Runloop is the batteries included platform designed for building and optimizing AI-driven software engineering agents.

With the Runloop platform, you get:

  • Fast, isolated, snapshottable virtual machines for executing agents & agent tools (Devboxes).
  • Team-shareable templates for launching new devboxes with custom configuration (Blueprints), and suspend and resume support (Snapshots).
  • Zero-configuration code repository integration (Code Mounts) and a fully-featured, ready-to-use language server (Code Understanding APIs).
  • Turnkey benchmarking and evaluation services for fine-tuning your agent’s behavior (Code Scenarios).

Whether you are trying to build an AI agent that can respond to pull requests, or an AI agent that can generate new UI components, Runloop makes it possible to get from zero to POC in just a few lines of code.

Why Runloop?

Our mission at Runloop is to keep you focused on the things differentiate your AI agent. Leave the building blocks to us and spend time on what actually matters.
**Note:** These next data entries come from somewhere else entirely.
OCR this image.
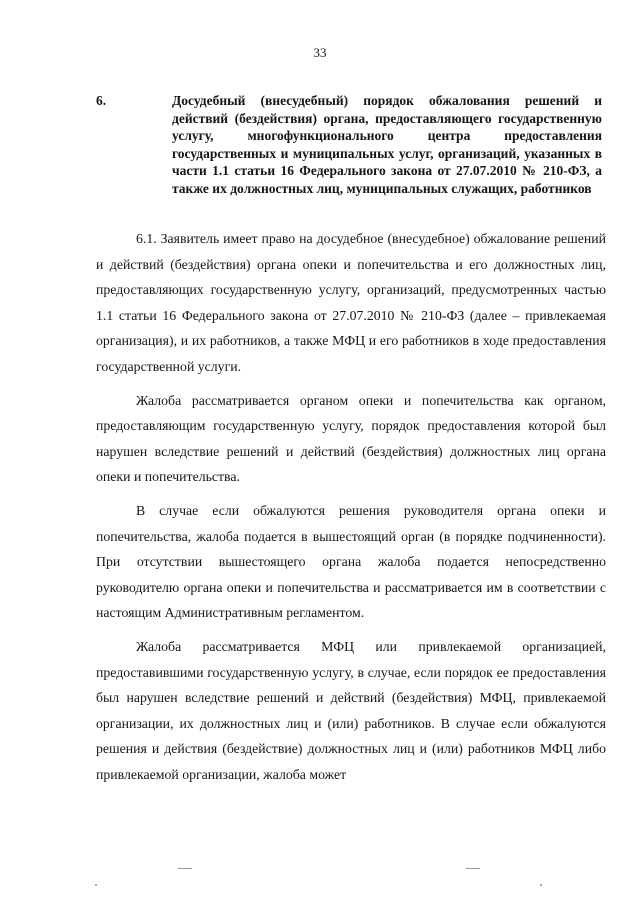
33
6.	Досудебный (внесудебный) порядок обжалования решений и действий (бездействия) органа, предоставляющего государственную услугу, многофункционального центра предоставления государственных и муниципальных услуг, организаций, указанных в части 1.1 статьи 16 Федерального закона от 27.07.2010 № 210-ФЗ, а также их должностных лиц, муниципальных служащих, работников

6.1. Заявитель имеет право на досудебное (внесудебное) обжалование решений и действий (бездействия) органа опеки и попечительства и его должностных лиц, предоставляющих государственную услугу, организаций, предусмотренных частью 1.1 статьи 16 Федерального закона от 27.07.2010 № 210-ФЗ (далее – привлекаемая организация), и их работников, а также МФЦ и его работников в ходе предоставления государственной услуги.

Жалоба рассматривается органом опеки и попечительства как органом, предоставляющим государственную услугу, порядок предоставления которой был нарушен вследствие решений и действий (бездействия) должностных лиц органа опеки и попечительства.

В случае если обжалуются решения руководителя органа опеки и попечительства, жалоба подается в вышестоящий орган (в порядке подчиненности). При отсутствии вышестоящего органа жалоба подается непосредственно руководителю органа опеки и попечительства и рассматривается им в соответствии с настоящим Административным регламентом.

Жалоба рассматривается МФЦ или привлекаемой организацией, предоставившими государственную услугу, в случае, если порядок ее предоставления был нарушен вследствие решений и действий (бездействия) МФЦ, привлекаемой организации, их должностных лиц и (или) работников. В случае если обжалуются решения и действия (бездействие) должностных лиц и (или) работников МФЦ либо привлекаемой организации, жалоба может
As you agent evolves, your needs will evolve too. Runloop is designed for builders at all stages:

StageWhy Runloop
Prototyping
  • Zero infrastructure worries using managed, instant-on devboxes.
  • Build, deploy, learn, and iterate quickly.
Production
  • Team-shared blueprints and projects.
  • 24/7/365 managed platform and oncall team.
  • SOC2 compliant.
Growth
  • Benchmarking and evaluation stack to monitor and fine-tune your agent’s performance.

Use cases

Our customers are already leveraging Runloop to build AI agents that can:

  • Respond to Pull Requests and enhance the code review process
  • Enable users to chat with and navigate their codebase
  • Generate new test cases for existing codebases
  • Act as pair programmers
  • Generate new UI components for their frontend

Have a use case that we didn’t cover? Send us an email at support@runloop.ai to learn more about how Runloop can help you build AI agents.

Core Components of Runloop

Devboxes

Devboxes are isolated, cloud-based development environments that can be controlled by AI agents via the Runloop API. You can give agents access to a devbox to let agents run and test code in a safe, isolated environment.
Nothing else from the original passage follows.